Diao Yinan’s Black Coal, Thin Ice paints a murder mystery backdropped by the new urban China, the landscape coated in layers of snow that mask the grit below. Glowing neon signs provide an aurora of human habitation among the snow, lighting many of the key locations. But the glow doesn’t show the warmth of humanity, it’s an unnatural presence that makes the night time illumination otherworldly. The inhabitants have their own secrets and shady lives, and who did what and why makes the mystery akin to peeling onions.
Officer Zhang Zili is an up and coming investigator with the police, though the first sign of trouble is his wife leaving him.

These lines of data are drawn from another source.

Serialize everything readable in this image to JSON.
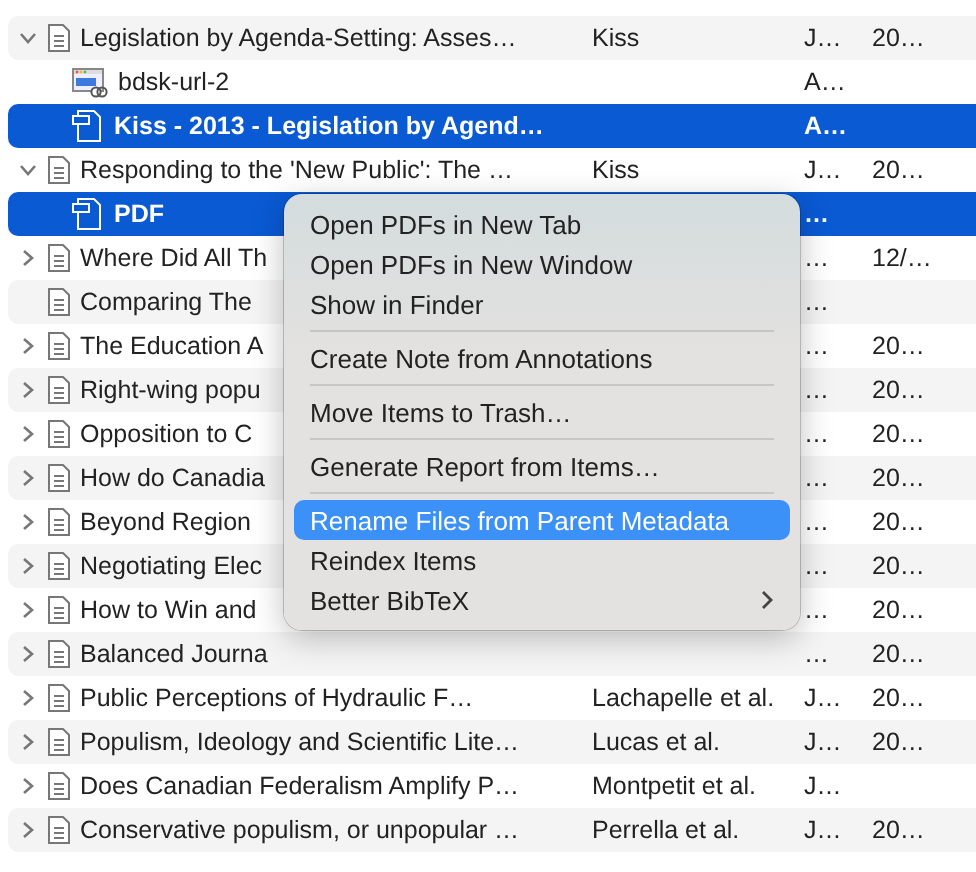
{
  "rows": [
    {
      "kind": "parent",
      "expanded": true,
      "selected": false,
      "title": "Legislation by Agenda-Setting: Asses…",
      "creator": "Kiss",
      "column_3": "J…",
      "column_4": "20…"
    },
    {
      "kind": "link",
      "selected": false,
      "title": "bdsk-url-2",
      "column_3": "A…"
    },
    {
      "kind": "file",
      "selected": true,
      "title": "Kiss - 2013 - Legislation by Agend…",
      "column_3": "A…"
    },
    {
      "kind": "parent",
      "expanded": true,
      "selected": false,
      "title": "Responding to the 'New Public': The …",
      "creator": "Kiss",
      "column_3": "J…",
      "column_4": "20…"
    },
    {
      "kind": "file",
      "selected": true,
      "title": "PDF",
      "column_3": "…"
    },
    {
      "kind": "parent",
      "expanded": false,
      "selected": false,
      "title": "Where Did All Th",
      "column_3": "…",
      "column_4": "12/…"
    },
    {
      "kind": "leaf",
      "selected": false,
      "title": "Comparing The",
      "column_3": "…"
    },
    {
      "kind": "parent",
      "expanded": false,
      "selected": false,
      "title": "The Education A",
      "column_3": "…",
      "column_4": "20…"
    },
    {
      "kind": "parent",
      "expanded": false,
      "selected": false,
      "title": "Right-wing popu",
      "column_3": "…",
      "column_4": "20…"
    },
    {
      "kind": "parent",
      "expanded": false,
      "selected": false,
      "title": "Opposition to C",
      "column_3": "…",
      "column_4": "20…"
    },
    {
      "kind": "parent",
      "expanded": false,
      "selected": false,
      "title": "How do Canadia",
      "column_3": "…",
      "column_4": "20…"
    },
    {
      "kind": "parent",
      "expanded": false,
      "selected": false,
      "title": "Beyond Region",
      "column_3": "…",
      "column_4": "20…"
    },
    {
      "kind": "parent",
      "expanded": false,
      "selected": false,
      "title": "Negotiating Elec",
      "column_3": "…",
      "column_4": "20…"
    },
    {
      "kind": "parent",
      "expanded": false,
      "selected": false,
      "title": "How to Win and",
      "column_3": "…",
      "column_4": "20…"
    },
    {
      "kind": "parent",
      "expanded": false,
      "selected": false,
      "title": "Balanced Journa",
      "column_3": "…",
      "column_4": "20…"
    },
    {
      "kind": "parent",
      "expanded": false,
      "selected": false,
      "title": "Public Perceptions of Hydraulic F…",
      "creator": "Lachapelle et al.",
      "column_3": "J…",
      "column_4": "20…"
    },
    {
      "kind": "parent",
      "expanded": false,
      "selected": false,
      "title": "Populism, Ideology and Scientific Lite…",
      "creator": "Lucas et al.",
      "column_3": "J…",
      "column_4": "20…"
    },
    {
      "kind": "parent",
      "expanded": false,
      "selected": false,
      "title": "Does Canadian Federalism Amplify P…",
      "creator": "Montpetit et al.",
      "column_3": "J…"
    },
    {
      "kind": "parent",
      "expanded": false,
      "selected": false,
      "title": "Conservative populism, or unpopular …",
      "creator": "Perrella et al.",
      "column_3": "J…",
      "column_4": "20…"
    }
  ],
  "context_menu": [
    {
      "kind": "item",
      "label": "Open PDFs in New Tab",
      "selected": false
    },
    {
      "kind": "item",
      "label": "Open PDFs in New Window",
      "selected": false
    },
    {
      "kind": "item",
      "label": "Show in Finder",
      "selected": false
    },
    {
      "kind": "separator"
    },
    {
      "kind": "item",
      "label": "Create Note from Annotations",
      "selected": false
    },
    {
      "kind": "separator"
    },
    {
      "kind": "item",
      "label": "Move Items to Trash…",
      "selected": false
    },
    {
      "kind": "separator"
    },
    {
      "kind": "item",
      "label": "Generate Report from Items…",
      "selected": false
    },
    {
      "kind": "separator"
    },
    {
      "kind": "item",
      "label": "Rename Files from Parent Metadata",
      "selected": true
    },
    {
      "kind": "item",
      "label": "Reindex Items",
      "selected": false
    },
    {
      "kind": "submenu",
      "label": "Better BibTeX",
      "selected": false
    }
  ]
}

The investigation around the body parts in the plant yields the name of the victim, the widow confused as to why her husband was targeted. Robbery suspects are located, but thanks to one of them being armed many of the characters of the first act get wiped out, Zhang only barely escaping death by killing them.
Years later, Zhang Zili lives in an alcohol-fueled state of minimal functionality. His reintroduction is him having his motorcycle stolen while he’s too drunk to give chase. He’s burned every bridge at work, where he is a walking joke kept on because of fading goodwill over surviving the shooting incident that capstoned the murder investigation.
But then more body parts are found in coal processing plants. Dun dun DUNNN!!!